During all steps of your data analysis, you should have a clear goal in mind. Why are you doing what you are doing? What are you trying to learn? Without a clear goal (such as testing a hypothesis, or predicting outcomes), you might end up with a statistical/model-fitting approach that is not in fact suitable for what you are trying to accomplish. Therefore, at each step of the analysis, and especially when you are engaged in model fitting, you need to be clear about your goals.
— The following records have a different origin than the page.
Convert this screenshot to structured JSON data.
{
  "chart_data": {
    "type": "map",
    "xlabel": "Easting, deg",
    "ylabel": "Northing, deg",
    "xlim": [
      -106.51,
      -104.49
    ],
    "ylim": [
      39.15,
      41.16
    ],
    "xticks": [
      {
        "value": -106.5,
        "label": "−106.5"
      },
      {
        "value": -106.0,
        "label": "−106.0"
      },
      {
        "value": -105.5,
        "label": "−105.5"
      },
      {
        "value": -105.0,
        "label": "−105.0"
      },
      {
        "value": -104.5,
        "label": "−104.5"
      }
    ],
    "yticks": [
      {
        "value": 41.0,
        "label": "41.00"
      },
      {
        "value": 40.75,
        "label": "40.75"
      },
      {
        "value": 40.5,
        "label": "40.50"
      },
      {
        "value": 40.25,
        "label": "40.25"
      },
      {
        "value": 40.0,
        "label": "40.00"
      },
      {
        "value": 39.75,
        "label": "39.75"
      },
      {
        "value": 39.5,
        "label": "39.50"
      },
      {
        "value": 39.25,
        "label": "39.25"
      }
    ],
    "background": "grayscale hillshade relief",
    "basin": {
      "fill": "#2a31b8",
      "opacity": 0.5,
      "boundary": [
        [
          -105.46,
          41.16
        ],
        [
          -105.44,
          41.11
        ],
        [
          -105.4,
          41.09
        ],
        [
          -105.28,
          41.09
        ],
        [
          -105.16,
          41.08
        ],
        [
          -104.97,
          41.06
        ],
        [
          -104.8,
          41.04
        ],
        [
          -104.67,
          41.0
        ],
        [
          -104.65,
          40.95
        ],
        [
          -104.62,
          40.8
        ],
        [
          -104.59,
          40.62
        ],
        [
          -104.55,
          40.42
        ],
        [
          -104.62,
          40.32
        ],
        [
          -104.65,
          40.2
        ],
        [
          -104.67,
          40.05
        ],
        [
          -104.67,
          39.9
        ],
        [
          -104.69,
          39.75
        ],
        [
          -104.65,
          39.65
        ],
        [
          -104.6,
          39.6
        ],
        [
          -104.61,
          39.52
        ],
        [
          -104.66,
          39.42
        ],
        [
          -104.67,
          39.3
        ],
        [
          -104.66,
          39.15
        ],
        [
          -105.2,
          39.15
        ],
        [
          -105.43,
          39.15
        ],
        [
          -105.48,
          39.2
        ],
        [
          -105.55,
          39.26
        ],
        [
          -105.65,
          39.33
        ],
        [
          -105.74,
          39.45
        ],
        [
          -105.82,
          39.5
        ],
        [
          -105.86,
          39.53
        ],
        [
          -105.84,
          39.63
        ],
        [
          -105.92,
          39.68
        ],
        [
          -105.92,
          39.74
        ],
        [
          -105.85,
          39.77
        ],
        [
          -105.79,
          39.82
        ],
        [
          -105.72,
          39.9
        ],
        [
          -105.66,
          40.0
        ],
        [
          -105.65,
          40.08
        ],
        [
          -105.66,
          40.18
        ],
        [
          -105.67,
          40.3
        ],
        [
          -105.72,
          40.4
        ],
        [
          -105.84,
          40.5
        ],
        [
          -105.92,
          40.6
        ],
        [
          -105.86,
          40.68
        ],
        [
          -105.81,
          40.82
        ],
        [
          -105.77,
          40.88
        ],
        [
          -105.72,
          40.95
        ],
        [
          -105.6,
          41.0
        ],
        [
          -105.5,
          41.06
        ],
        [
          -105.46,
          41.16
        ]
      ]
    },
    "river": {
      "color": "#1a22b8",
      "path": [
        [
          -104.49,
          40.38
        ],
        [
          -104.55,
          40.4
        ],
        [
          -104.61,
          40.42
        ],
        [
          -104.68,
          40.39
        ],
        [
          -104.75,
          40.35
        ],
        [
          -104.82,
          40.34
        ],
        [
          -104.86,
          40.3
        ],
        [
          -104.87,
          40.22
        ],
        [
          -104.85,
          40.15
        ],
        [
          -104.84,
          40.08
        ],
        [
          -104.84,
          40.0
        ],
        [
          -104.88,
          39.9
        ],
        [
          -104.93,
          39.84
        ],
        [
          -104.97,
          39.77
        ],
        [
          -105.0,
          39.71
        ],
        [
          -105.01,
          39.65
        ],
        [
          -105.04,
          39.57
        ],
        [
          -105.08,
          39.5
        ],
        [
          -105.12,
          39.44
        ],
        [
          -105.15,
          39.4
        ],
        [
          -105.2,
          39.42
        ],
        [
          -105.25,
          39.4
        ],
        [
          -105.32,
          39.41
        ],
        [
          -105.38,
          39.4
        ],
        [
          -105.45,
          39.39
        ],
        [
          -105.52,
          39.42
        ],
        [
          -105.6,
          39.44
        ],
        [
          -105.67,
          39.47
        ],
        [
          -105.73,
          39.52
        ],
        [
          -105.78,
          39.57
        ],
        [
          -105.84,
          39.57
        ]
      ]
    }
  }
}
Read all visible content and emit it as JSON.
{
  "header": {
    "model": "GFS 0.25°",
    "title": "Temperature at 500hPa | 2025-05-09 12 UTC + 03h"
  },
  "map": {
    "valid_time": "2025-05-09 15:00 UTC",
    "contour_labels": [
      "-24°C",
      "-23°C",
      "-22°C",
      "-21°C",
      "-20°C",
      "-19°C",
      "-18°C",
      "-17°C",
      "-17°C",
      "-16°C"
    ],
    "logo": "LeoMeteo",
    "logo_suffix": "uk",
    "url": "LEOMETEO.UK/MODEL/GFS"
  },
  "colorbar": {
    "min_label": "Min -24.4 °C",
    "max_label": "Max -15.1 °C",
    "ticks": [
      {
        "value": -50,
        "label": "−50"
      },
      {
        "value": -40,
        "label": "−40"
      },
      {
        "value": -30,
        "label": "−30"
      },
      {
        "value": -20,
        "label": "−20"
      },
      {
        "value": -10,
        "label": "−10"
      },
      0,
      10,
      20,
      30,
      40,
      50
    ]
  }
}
Be clear about the metrics

Similar, but not the same as the overall goals is to be clear about the metric that you want to use to evaluate your model. Not only do you need to specify the outcome(s) you are most interested in, and how to quantify them, you will also need to specify how you compare these outcomes reported in the data with what your model predicts. This needs to be put into quantitative form and if you choose the wrong metric, you might not answer the question you actually want to answer. We’ll cover that in more detail shortly.

Decide on a framework

In classical statistics, there are two main frameworks, Bayesian and frequentist.¹ One could maybe call Machine Learning yet another framework that is often neither properly frequentist or Bayesian. You will have to decide on the approach you want to use (or, if you are an overachiever, you can do it in more than one framework). Ideally, the approach should be dictated by the setting and question, and you should choose the best approach given your goals. In practice, other factors come into play, such that your skills and familiarity with a certain approach, what colleagues/clients/bosses want, what computational resources you have available, etc. While I personally prefer the Bayesian framework, I think in the end there are many other places in the analysis that are more important than picking the framework. Still, you should think about it and once you have a specific framework, be aware that this is the one you chose. So if you say operate in a frequentist framework and then switch to talking about predictions (an very common occurrence in the scientific literature), you are likely mis-interpreting your own analysis.

Decide on the tools

Together with the framework, you also need to pick your favorite, or most suitable, analysis software. This is generally not that important, as long as you choose a software that can do what you want it to do. General-purpose languages such as R, Python or Julia are most often great choices. Sometimes, you might want to use more specialized software. The important part is that the software allows a READy workflow.

Summary

You have to make many choices when it comes to the data fitting part of your data analysis. While some choices are better than others, the most important aspect is to think about it and consciously choose an approach. While in an ideal world, everyone would choose the best modeling approach for a given problem, in the real world that rarely happens. Just make sure you understand what different choices mean with regards to assumptions and limitations.

Further Resources

We won’t be able to discuss Bayesian data analysis in this course, but if you are interested, Statistical Rethinking is an excellent book. It’s unfortunately not free. Another great, and free book is Bayes Rules!.

Footnotes

For some inexplicable, dumb reason, it is convention to capitalize Bayesian but not frequentist.↩︎